Principais conclusões

  • A serviços bancários request for proposal rfp is a structured process to compare potential providers objectively across financial institutions.
  • A mid-sized bank request for proposal in 2026 typically runs 10 to 14 weeks from planning to contract signing, while many projects take 10 to 12 weeks depending on complexity.
  • Clear evaluation criteria, weighting factors, and an evaluation matrix help organisations choose the right banking services provider, not simply the lowest fees.
  • European and Swiss solutions such as InvestGlass help banks, wealth managers, foundations, and public bodies protect client sovereignty and avoid dependence on American or Chinese technology ecosystems.
  • This article focuses on practical governance, documentation, decision making, and controls that finance, treasury, procurement, IT, legal, risk management, and human resources teams can apply immediately.

Introduction: Why Banking RFPs Matter in 2026

Public bodies, corporates, a nonprofit organization, pension schemes, and wealth managers usually review banking services every 3 to 5 years. The rfp process helps an organization reduce banking costs by ensuring that service providers offer competitive rates and by identifying the vendor that best matches its culture, atendimento ao cliente, and technology needs.

In 2026, real-time payments, ISO 20022 migration, cyber security, GDPR, PSD2, DORA, and data residency have made the banking services rfp more demanding, especially in Europe and the UK. This guide is written in British English for finance directors, treasurers, operations leaders, board members, and regulated institutions seeking a transparent, auditable selection.

A InvestGlass é uma empresa suíça soberano CRM and automation platform. It supports banks and financial institutions before, during, and after an rfp by centralising communications, documents, scoring, onboarding, KYC, portfólio workflows, and client data in Swiss hosted or on-premise infrastructure.

Banking RFP Basics

A banking request for proposal is a questionnaire xls, word or pdf and formal process issued to prospective vendors by an institutions seeking banking product..

Typical triggers include contract expiry, higher fees, mergers, poor support, new payment rules, multi-currency needs, or cross-border services. A general banking services rfp may cover accounts, payments, liquidity, and cash management. A focused rfp may address FX, custody, merchant acquiring, escrow, trade finance, or digital channels.

For public sector entities and pension funds, an rfp is often required by procurement rules. The RFP process ensures that banks make transparent, fiduciary decisions and creates an audit trail for the board.

InvestGlass o CRM Soberano Suíço
InvestGlass o CRM Soberano Suíço

What Is an RFP in Banking?

A request for proposal rfp in banking is a structured written invitation sent to selected banks asking for a complete proposal on specified banking services.

It typically asks for:

  • Pricing schedules and fee structure
  • Implementation plans and service level agreements
  • Technology architecture, APIs, host-to-host connectivity, and ISO 20022 readiness
  • Online banking, security, data privacy, and compliance history
  • Relationship management structure, qualifications, and escalation support

An RFP improves comparability because respondents answer the same questions, using the same assumptions, deadlines, and formats. An RFI is used to explore the market, while an RFQ is narrower and price-led.

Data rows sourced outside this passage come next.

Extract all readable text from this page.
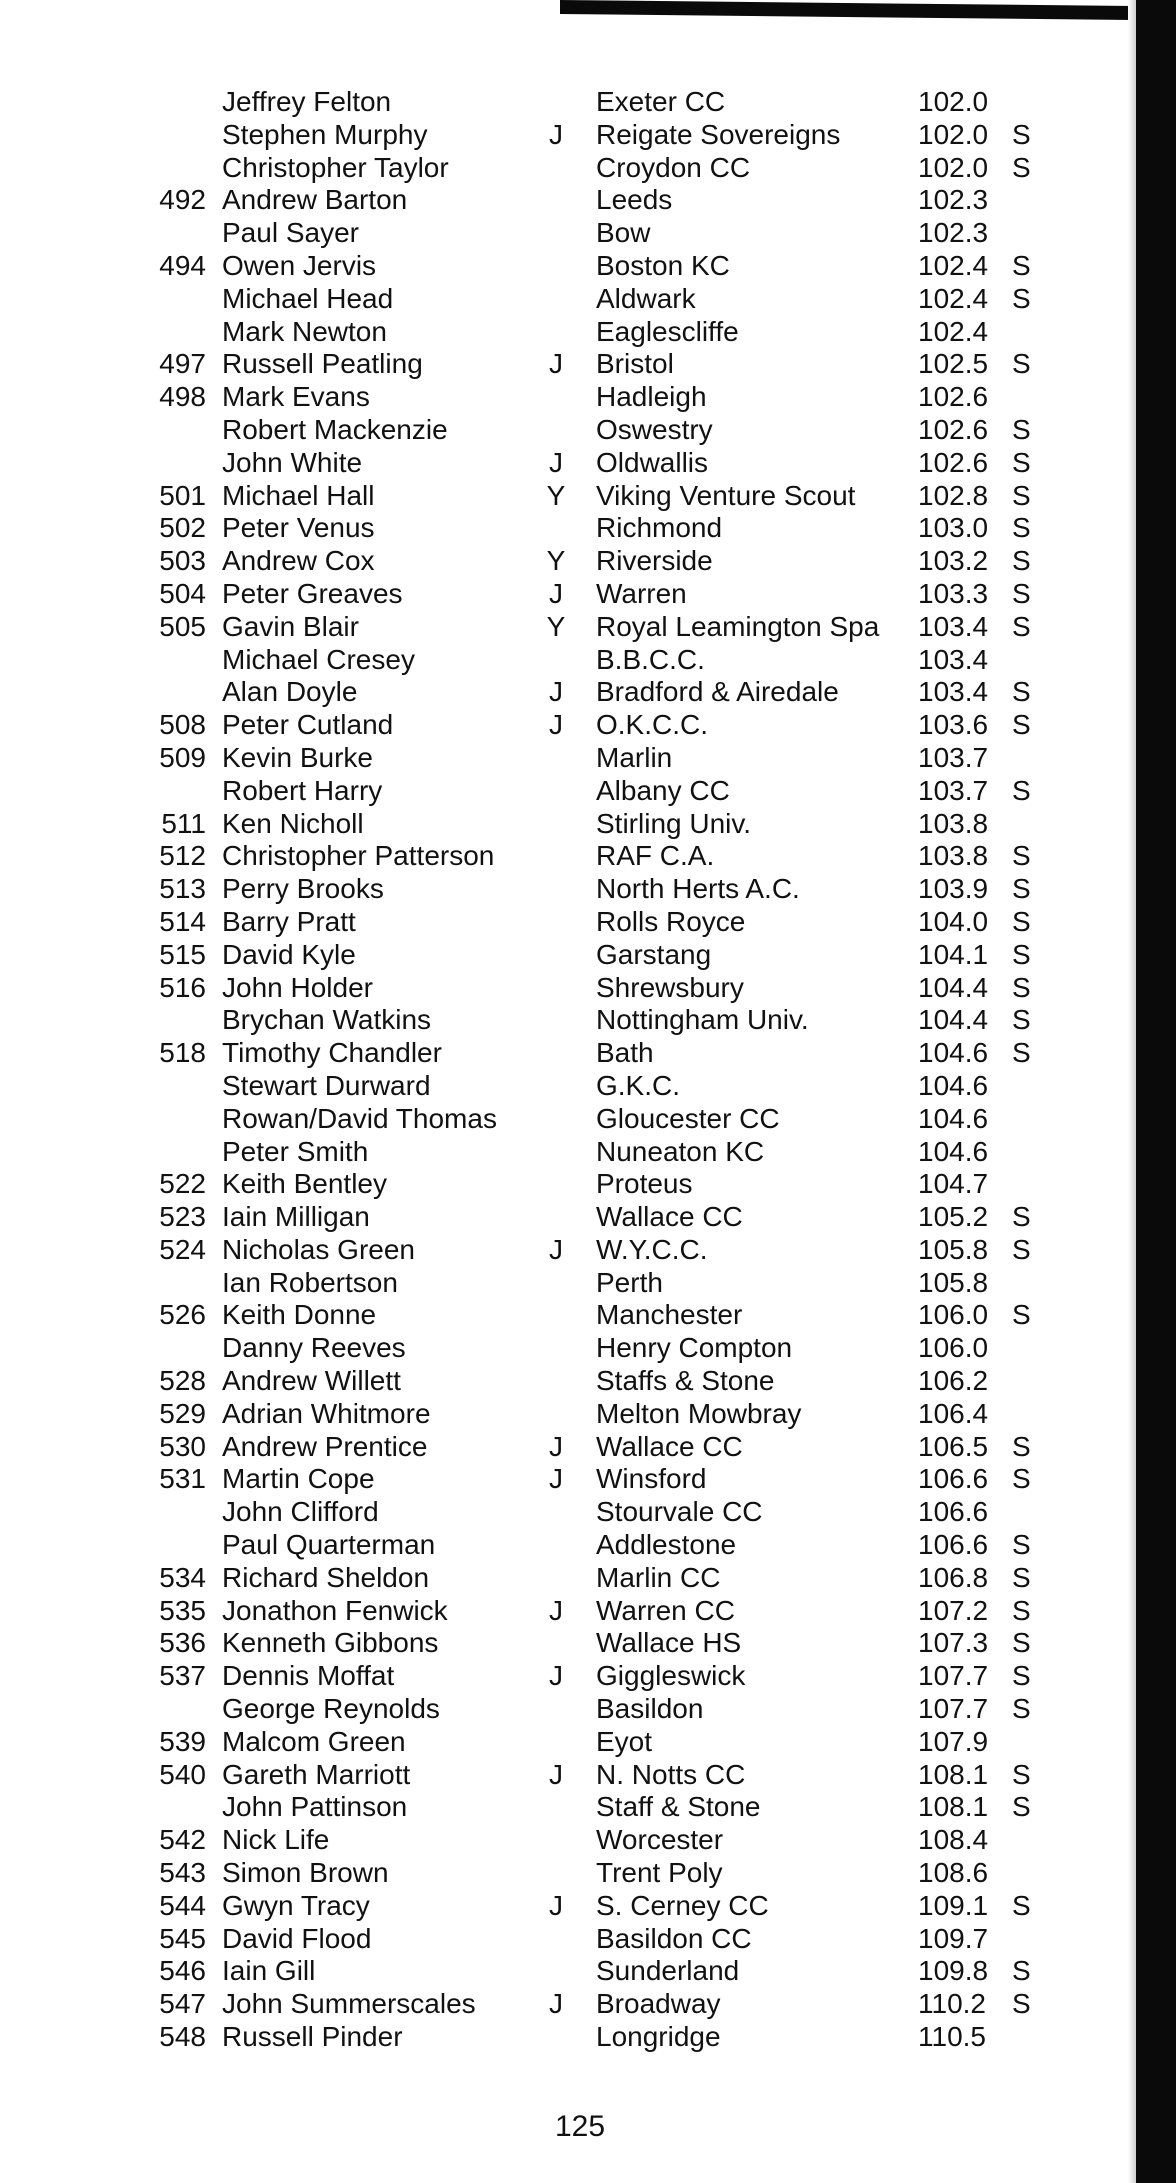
Jeffrey Felton	Exeter CC	102.0
Stephen Murphy	J	Reigate Sovereigns	102.0 S
Christopher Taylor	Croydon CC	102.0 S
492 Andrew Barton	Leeds	102.3
Paul Sayer	Bow	102.3
494 Owen Jervis	Boston KC	102.4 S
Michael Head	Aldwark	102.4 S
Mark Newton	Eaglescliffe	102.4
497 Russell Peatling	J	Bristol	102.5 S
498 Mark Evans	Hadleigh	102.6
Robert Mackenzie	Oswestry	102.6 S
John White	J	Oldwallis	102.6 S
501 Michael Hall	Y	Viking Venture Scout 102.8 S
502 Peter Venus	Richmond	103.0 S
503 Andrew Cox	Y	Riverside	103.2 S
504 Peter Greaves	J	Warren	103.3 S
505 Gavin Blair	Y	Royal Leamington Spa 103.4 S
Michael Cresey	B.B.C.C.	103.4
Alan Doyle	J	Bradford & Airedale	103.4 S
508 Peter Cutland	J	O.K.C.C.	103.6 S
509 Kevin Burke	Marlin	103.7
Robert Harry	Albany CC	103.7 S
511 Ken Nicholl	Stirling Univ.	103.8
512 Christopher Patterson	RAF C.A.	103.8 S
513 Perry Brooks	North Herts A.C.	103.9 S
514 Barry Pratt	Rolls Royce	104.0 S
515 David Kyle	Garstang	104.1 S
516 John Holder	Shrewsbury	104.4 S
Brychan Watkins	Nottingham Univ.	104.4 S
518 Timothy Chandler	Bath	104.6 S
Stewart Durward	G.K.C.	104.6
Rowan/David Thomas	Gloucester CC	104.6
Peter Smith	Nuneaton KC	104.6
522 Keith Bentley	Proteus	104.7
523 Iain Milligan	Wallace CC	105.2 S
524 Nicholas Green	J	W.Y.C.C.	105.8 S
Ian Robertson	Perth	105.8
526 Keith Donne	Manchester	106.0 S
Danny Reeves	Henry Compton	106.0
528 Andrew Willett	Staffs & Stone	106.2
529 Adrian Whitmore	Melton Mowbray	106.4
530 Andrew Prentice	J	Wallace CC	106.5 S
531 Martin Cope	J	Winsford	106.6 S
John Clifford	Stourvale CC	106.6
Paul Quarterman	Addlestone	106.6 S
534 Richard Sheldon	Marlin CC	106.8 S
535 Jonathon Fenwick	J	Warren CC	107.2 S
536 Kenneth Gibbons	Wallace HS	107.3 S
537 Dennis Moffat	J	Giggleswick	107.7 S
George Reynolds	Basildon	107.7 S
539 Malcom Green	Eyot	107.9
540 Gareth Marriott	J	N. Notts CC	108.1 S
John Pattinson	Staff & Stone	108.1 S
542 Nick Life	Worcester	108.4
543 Simon Brown	Trent Poly	108.6
544 Gwyn Tracy	J	S. Cerney CC	109.1 S
545 David Flood	Basildon CC	109.7
546 Iain Gill	Sunderland	109.8 S
547 John Summerscales	J	Broadway	110.2 S
548 Russell Pinder	Longridge	110.5
125
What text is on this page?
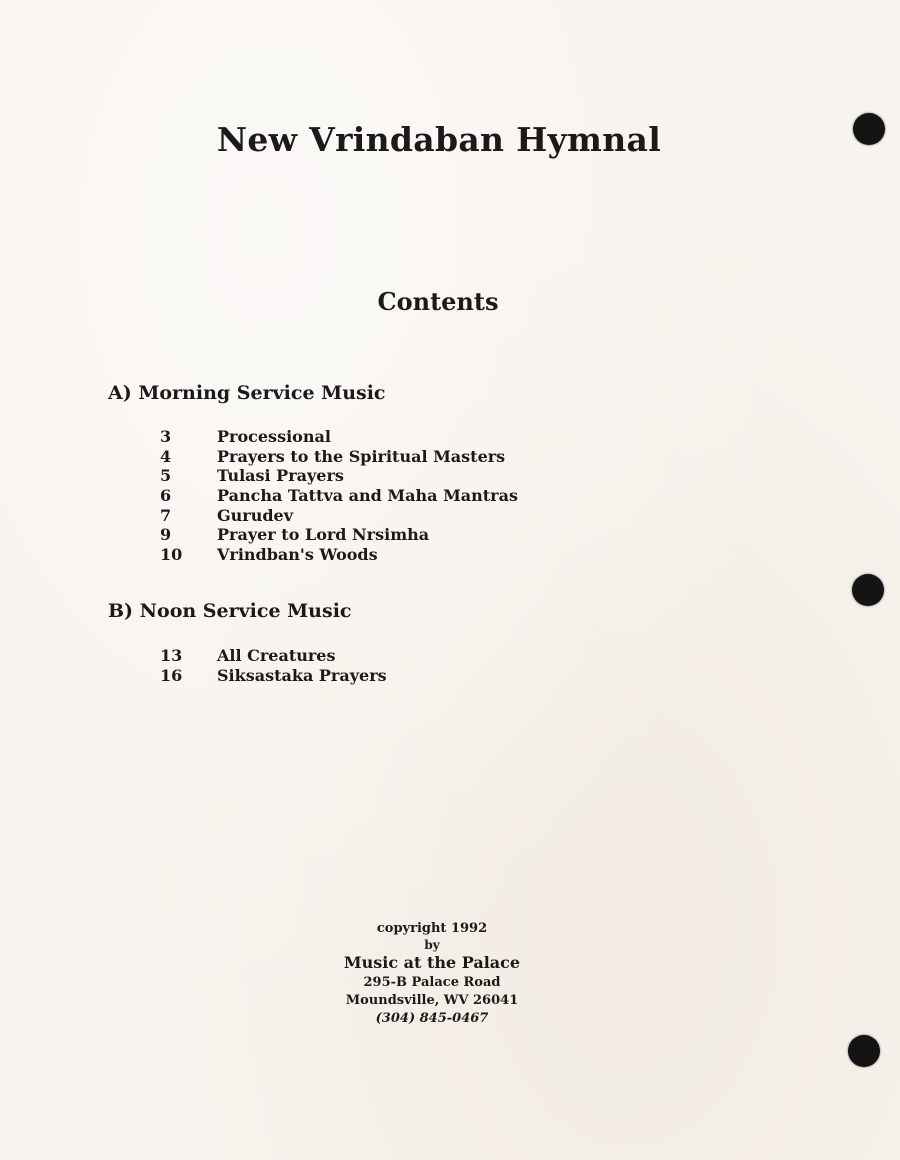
New Vrindaban Hymnal
Contents
A) Morning Service Music
3	Processional
4	Prayers to the Spiritual Masters
5	Tulasi Prayers
6	Pancha Tattva and Maha Mantras
7	Gurudev
9	Prayer to Lord Nrsimha
10	Vrindban's Woods
B) Noon Service Music
13	All Creatures
16	Siksastaka Prayers
copyright 1992
by
Music at the Palace
295-B Palace Road
Moundsville, WV 26041
(304) 845-0467
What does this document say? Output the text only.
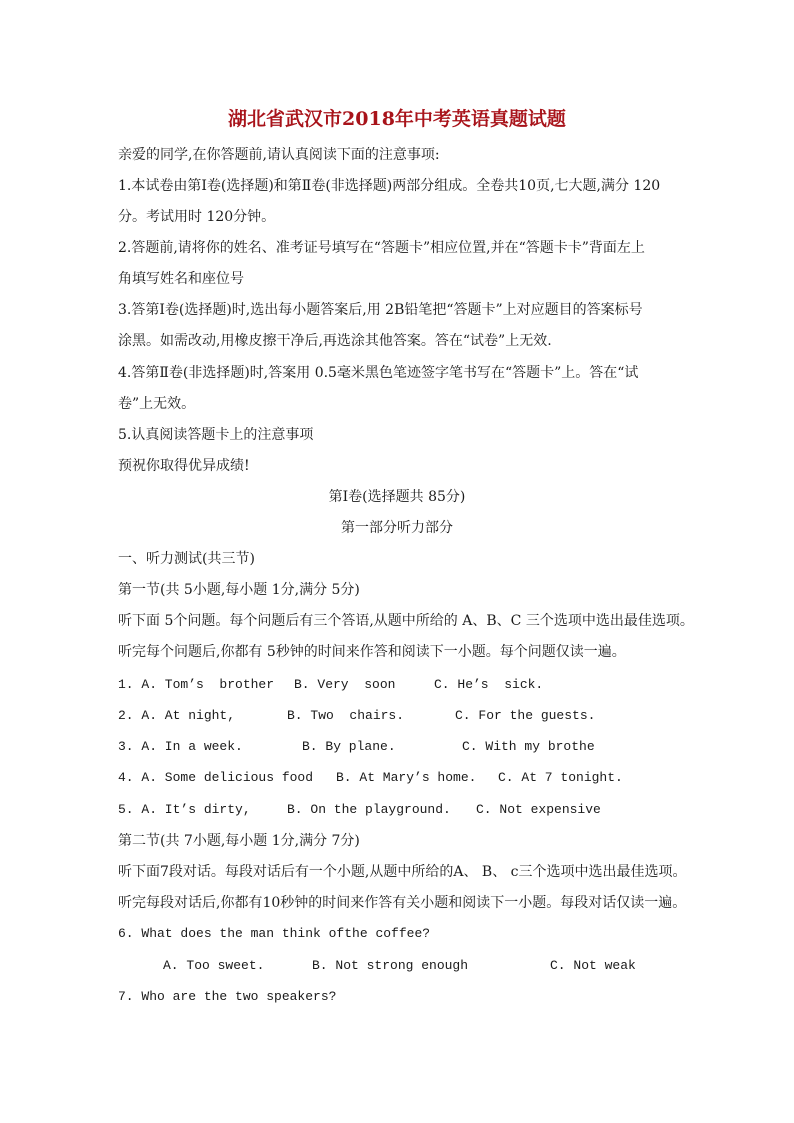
湖北省武汉市2018年中考英语真题试题
亲爱的同学,在你答题前,请认真阅读下面的注意事项:
1.本试卷由第Ⅰ卷(选择题)和第Ⅱ卷(非选择题)两部分组成。全卷共10页,七大题,满分 120
分。考试用时 120分钟。
2.答题前,请将你的姓名、准考证号填写在“答题卡”相应位置,并在“答题卡卡”背面左上
角填写姓名和座位号
3.答第Ⅰ卷(选择题)时,选出每小题答案后,用 2B铅笔把“答题卡”上对应题目的答案标号
涂黑。如需改动,用橡皮擦干净后,再选涂其他答案。答在“试卷”上无效.
4.答第Ⅱ卷(非选择题)时,答案用 0.5毫米黑色笔迹签字笔书写在“答题卡”上。答在“试
卷”上无效。
5.认真阅读答题卡上的注意事项
预祝你取得优异成绩!
第Ⅰ卷(选择题共 85分)
第一部分听力部分
一、听力测试(共三节)
第一节(共 5小题,每小题 1分,满分 5分)
听下面 5个问题。每个问题后有三个答语,从题中所给的 A、B、C 三个选项中选出最佳选项。
听完每个问题后,你都有 5秒钟的时间来作答和阅读下一小题。每个问题仅读一遍。
1. A. Tom’s  brother B. Very  soon	C. He’s  sick.
2. A. At night,	B. Two  chairs.	C. For the guests.
3. A. In a week.	B. By plane.	C. With my brothe
4. A. Some delicious food B. At Mary’s home. C. At 7 tonight.
5. A. It’s dirty,	B. On the playground. C. Not expensive
第二节(共 7小题,每小题 1分,满分 7分)
听下面7段对话。每段对话后有一个小题,从题中所给的A、 B、 c三个选项中选出最佳选项。
听完每段对话后,你都有10秒钟的时间来作答有关小题和阅读下一小题。每段对话仅读一遍。
6. What does the man think ofthe coffee?
A. Too sweet.	B. Not strong enough	C. Not weak
7. Who are the two speakers?
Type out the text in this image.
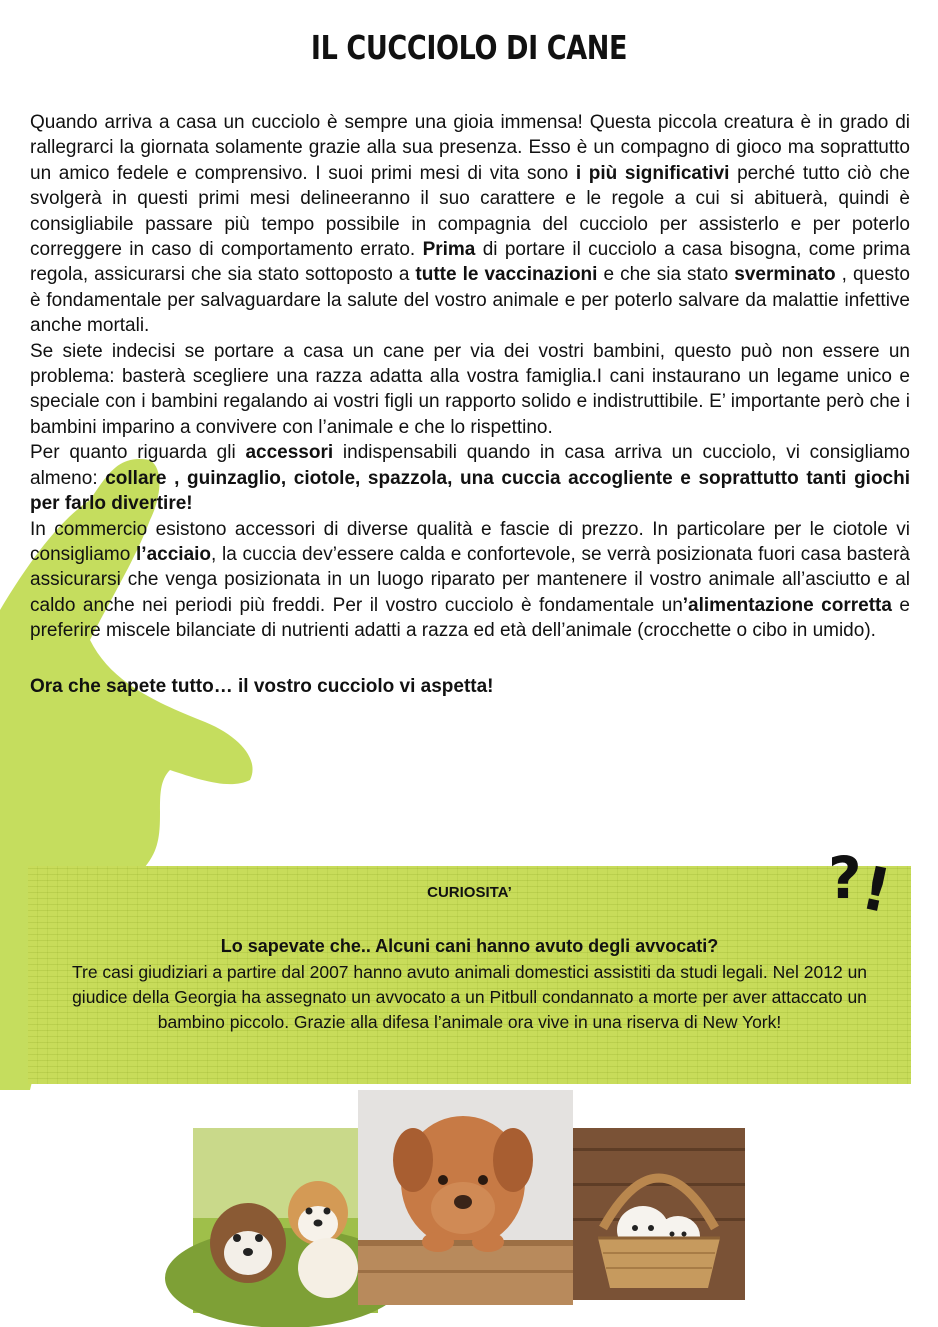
IL CUCCIOLO DI CANE

Quando arriva a casa un cucciolo è sempre una gioia immensa! Questa piccola creatura è in grado di rallegrarci la giornata solamente grazie alla sua presenza. Esso è un compagno di gioco ma soprattutto un amico fedele e comprensivo. I suoi primi mesi di vita sono i più significativi perché tutto ciò che svolgerà in questi primi mesi delineeranno il suo carattere e le regole a cui si abituerà, quindi è consigliabile passare più tempo possibile in compagnia del cucciolo per assisterlo e per poterlo correggere in caso di comportamento errato. Prima di portare il cucciolo a casa bisogna, come prima regola, assicurarsi che sia stato sottoposto a tutte le vaccinazioni e che sia stato sverminato , questo è fondamentale per salvaguardare la salute del vostro animale e per poterlo salvare da malattie infettive anche mortali.

Se siete indecisi se portare a casa un cane per via dei vostri bambini, questo può non essere un problema: basterà scegliere una razza adatta alla vostra famiglia.I cani instaurano un legame unico e speciale con i bambini regalando ai vostri figli un rapporto solido e indistruttibile. E’ importante però che i bambini imparino a convivere con l’animale e che lo rispettino.

Per quanto riguarda gli accessori indispensabili quando in casa arriva un cucciolo, vi consigliamo almeno: collare , guinzaglio, ciotole, spazzola, una cuccia accogliente e soprattutto tanti giochi per farlo divertire!

In commercio esistono accessori di diverse qualità e fascie di prezzo. In particolare per le ciotole vi consigliamo l’acciaio, la cuccia dev’essere calda e confortevole, se verrà posizionata fuori casa basterà assicurarsi che venga posizionata in un luogo riparato per mantenere il vostro animale all’asciutto e al caldo anche nei periodi più freddi. Per il vostro cucciolo è fondamentale un’alimentazione corretta e preferire miscele bilanciate di nutrienti adatti a razza ed età dell’animale (crocchette o cibo in umido).

Ora che sapete tutto… il vostro cucciolo vi aspetta!

CURIOSITA’
Lo sapevate che.. Alcuni cani hanno avuto degli avvocati?
Tre casi giudiziari a partire dal 2007 hanno avuto animali domestici assistiti da studi legali. Nel 2012 un giudice della Georgia ha assegnato un avvocato a un Pitbull condannato a morte per aver attaccato un bambino piccolo. Grazie alla difesa l’animale ora vive in una riserva di New York!
?
!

pessoas em pé perto de uma mesa com kits de maquiagem
Collecting data from everywhere is a compliant process

Why Organisations Issue Banking RFPs

The RFP process is essential for organisations to periodically evaluate their current banking service provider and ensure they receive the best value and services available in the marketplace.

The motives are usually mixed:

  • Financial: reduce transaction charges, benchmark fees, improve yield, and consolidate accounts.
  • Risk and compliance: evaluate capital strength, resilience, cyber controls, security certifications, and regulatory conduct.
  • Strategic: improve digitisation, straight-through processing, CRM integration, ERP links, and gerenciamento de portfólio.
  • Governance: document decision making for audit, public money, pension assets, client funds, and investment committees.

Financial institutions also use RFPs to select correspondent banks, custodians, technology partners, and qualified investment service providers.

Planning a Bank Request for Proposal

Careful planning in the 3 to 4 weeks before issue reduces unclear responses and rework. Interview stakeholders who regularly interact with banking service providers to gather insights and define the scope and priorities for the RFP.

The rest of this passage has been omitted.